Les pays réfractaires doivent cesser de faire obstacle aux négociations sur la "dérogation ADPIC" à l'OMC.

Alors que les représentants des Etats membres se préparent à la réunion du Conseil général de l'Organisation mondiale du commerce (OMC) demain, Médecins Sans Frontières (MSF) exhorte l'Union européenne (UE), la Norvège, le Royaume-Uni et la Suisse à cesser de bloquer la proposition de dérogation aux normes régissant la propriété intellectuelle (PI) sur les dispositifs médicaux COVID-19 et de rejoindre les plus de 100 pays qui la soutiennent pour faciliter la recherche du consensus. Depuis que la proposition a été présentée pour la première fois il y a près de 10 mois, la pandémie s'est aggravée et a touché de plus en plus de pays en Afrique, en Amérique latine et en Asie. Plus de 4 millions de personnes dans le monde ont succombé à cette maladie.

« Alors que de nombreux pays africains rapportent actuellement un nombre élevé de décès dus notamment à la propagation de nouveaux variants du COVID-19, leurs populations ont un besoin urgent de vaccins, d’outils de diagnostics, d'oxygène et de traitements pour aider à sauver des patients gravement malades », explique le Dr Tom Ellman, directeur de l'unité médicale de MSF en Afrique australe. « Alors que l'Organisation Mondiale de la Santé recommande deux nouveaux traitements pour les cas sévères, les médecins et leurs patients dans de nombreux pays à revenu faible ou intermédiaire ne peuvent pas y accéder en raison de monopoles, de l'offre limitée et de prix élevés. Le blocage de la dérogation ADPIC est scandaleux, tant celui-ci est nécessaire pour supprimer les barrières juridiques et permettre une intensification de la production grâce à la contribution de multiples fabricants.

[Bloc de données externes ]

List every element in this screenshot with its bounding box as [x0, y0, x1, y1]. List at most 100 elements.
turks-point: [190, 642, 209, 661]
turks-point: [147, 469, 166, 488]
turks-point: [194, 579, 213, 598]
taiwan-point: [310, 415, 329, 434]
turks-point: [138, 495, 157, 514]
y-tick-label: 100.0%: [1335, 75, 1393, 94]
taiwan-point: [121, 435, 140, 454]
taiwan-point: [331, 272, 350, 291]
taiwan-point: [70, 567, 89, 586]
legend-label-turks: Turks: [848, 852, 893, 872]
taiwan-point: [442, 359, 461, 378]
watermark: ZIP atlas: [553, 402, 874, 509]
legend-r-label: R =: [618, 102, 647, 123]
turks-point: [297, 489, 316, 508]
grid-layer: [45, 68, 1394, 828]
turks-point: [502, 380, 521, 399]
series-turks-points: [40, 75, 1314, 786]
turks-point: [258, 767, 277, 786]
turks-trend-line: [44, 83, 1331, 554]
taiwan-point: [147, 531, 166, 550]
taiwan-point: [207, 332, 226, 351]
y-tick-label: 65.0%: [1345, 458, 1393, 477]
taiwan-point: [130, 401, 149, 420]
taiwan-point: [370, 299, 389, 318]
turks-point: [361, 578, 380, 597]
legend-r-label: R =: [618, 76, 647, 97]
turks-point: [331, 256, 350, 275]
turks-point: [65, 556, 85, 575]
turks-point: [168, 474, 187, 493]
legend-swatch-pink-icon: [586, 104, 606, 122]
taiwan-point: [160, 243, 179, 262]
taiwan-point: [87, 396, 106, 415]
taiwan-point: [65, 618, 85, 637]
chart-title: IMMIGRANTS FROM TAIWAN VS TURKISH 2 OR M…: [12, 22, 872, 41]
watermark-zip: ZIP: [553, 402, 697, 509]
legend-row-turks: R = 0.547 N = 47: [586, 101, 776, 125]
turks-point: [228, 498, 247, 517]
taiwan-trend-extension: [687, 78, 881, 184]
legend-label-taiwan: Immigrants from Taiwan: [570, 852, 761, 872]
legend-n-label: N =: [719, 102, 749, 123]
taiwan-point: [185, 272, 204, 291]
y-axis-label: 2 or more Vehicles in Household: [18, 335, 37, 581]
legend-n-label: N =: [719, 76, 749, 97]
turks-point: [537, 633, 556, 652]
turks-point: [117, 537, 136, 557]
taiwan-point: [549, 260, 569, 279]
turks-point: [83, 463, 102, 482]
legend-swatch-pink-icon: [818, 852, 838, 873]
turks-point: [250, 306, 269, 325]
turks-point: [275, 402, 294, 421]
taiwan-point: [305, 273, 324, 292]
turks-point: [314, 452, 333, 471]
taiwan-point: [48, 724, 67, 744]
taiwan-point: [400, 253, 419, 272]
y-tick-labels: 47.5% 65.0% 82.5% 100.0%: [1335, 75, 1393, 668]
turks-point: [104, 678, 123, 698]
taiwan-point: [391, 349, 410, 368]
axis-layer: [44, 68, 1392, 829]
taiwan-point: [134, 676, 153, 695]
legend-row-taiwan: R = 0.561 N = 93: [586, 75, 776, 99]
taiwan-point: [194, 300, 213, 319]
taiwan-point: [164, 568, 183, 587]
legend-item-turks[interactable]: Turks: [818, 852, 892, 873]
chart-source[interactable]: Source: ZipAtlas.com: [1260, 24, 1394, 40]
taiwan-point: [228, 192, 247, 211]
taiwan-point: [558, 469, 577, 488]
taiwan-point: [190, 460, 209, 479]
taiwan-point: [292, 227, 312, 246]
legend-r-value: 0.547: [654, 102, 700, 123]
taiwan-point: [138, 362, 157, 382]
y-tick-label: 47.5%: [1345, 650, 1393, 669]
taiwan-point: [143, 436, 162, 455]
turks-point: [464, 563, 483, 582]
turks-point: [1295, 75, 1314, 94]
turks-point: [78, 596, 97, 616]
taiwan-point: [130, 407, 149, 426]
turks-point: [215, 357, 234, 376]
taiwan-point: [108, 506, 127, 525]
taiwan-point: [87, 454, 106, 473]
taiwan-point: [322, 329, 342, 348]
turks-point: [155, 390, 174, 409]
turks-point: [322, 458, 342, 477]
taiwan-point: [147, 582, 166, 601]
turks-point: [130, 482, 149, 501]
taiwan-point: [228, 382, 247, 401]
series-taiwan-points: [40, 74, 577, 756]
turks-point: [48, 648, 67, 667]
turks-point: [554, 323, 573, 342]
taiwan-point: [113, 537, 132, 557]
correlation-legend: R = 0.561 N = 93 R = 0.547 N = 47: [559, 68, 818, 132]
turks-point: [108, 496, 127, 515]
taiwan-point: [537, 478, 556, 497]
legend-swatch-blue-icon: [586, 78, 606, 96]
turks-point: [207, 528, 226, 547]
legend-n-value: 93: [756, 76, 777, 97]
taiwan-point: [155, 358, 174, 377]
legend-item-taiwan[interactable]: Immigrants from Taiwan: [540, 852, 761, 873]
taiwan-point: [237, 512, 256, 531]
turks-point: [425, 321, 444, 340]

De nombreux pays réfractaires invoquent défendent l’idée d’actions volontaires des sociétés pharmaceutiques pour garantir l'accès aux outils médicaux essentiels COVID-19. Mais en réalité, les sociétés n'ont pas engagé d’action en ce sens et continuent de suivre une approche commerciale habituelle en s'assurant des monopoles et en facturant des prix exorbitants pour les outils médicaux essentiels COVID-19.  L'Organisation mondiale de la santé a récemment recommandé deux nouveaux traitements - le tocilizumab et le sarilumab - pour le traitement des patients COVID-19 gravement malades. Cependant, l'accès à ces médicaments reste limité par les monopoles de brevets, de l'offre restreinte et des prix élevés.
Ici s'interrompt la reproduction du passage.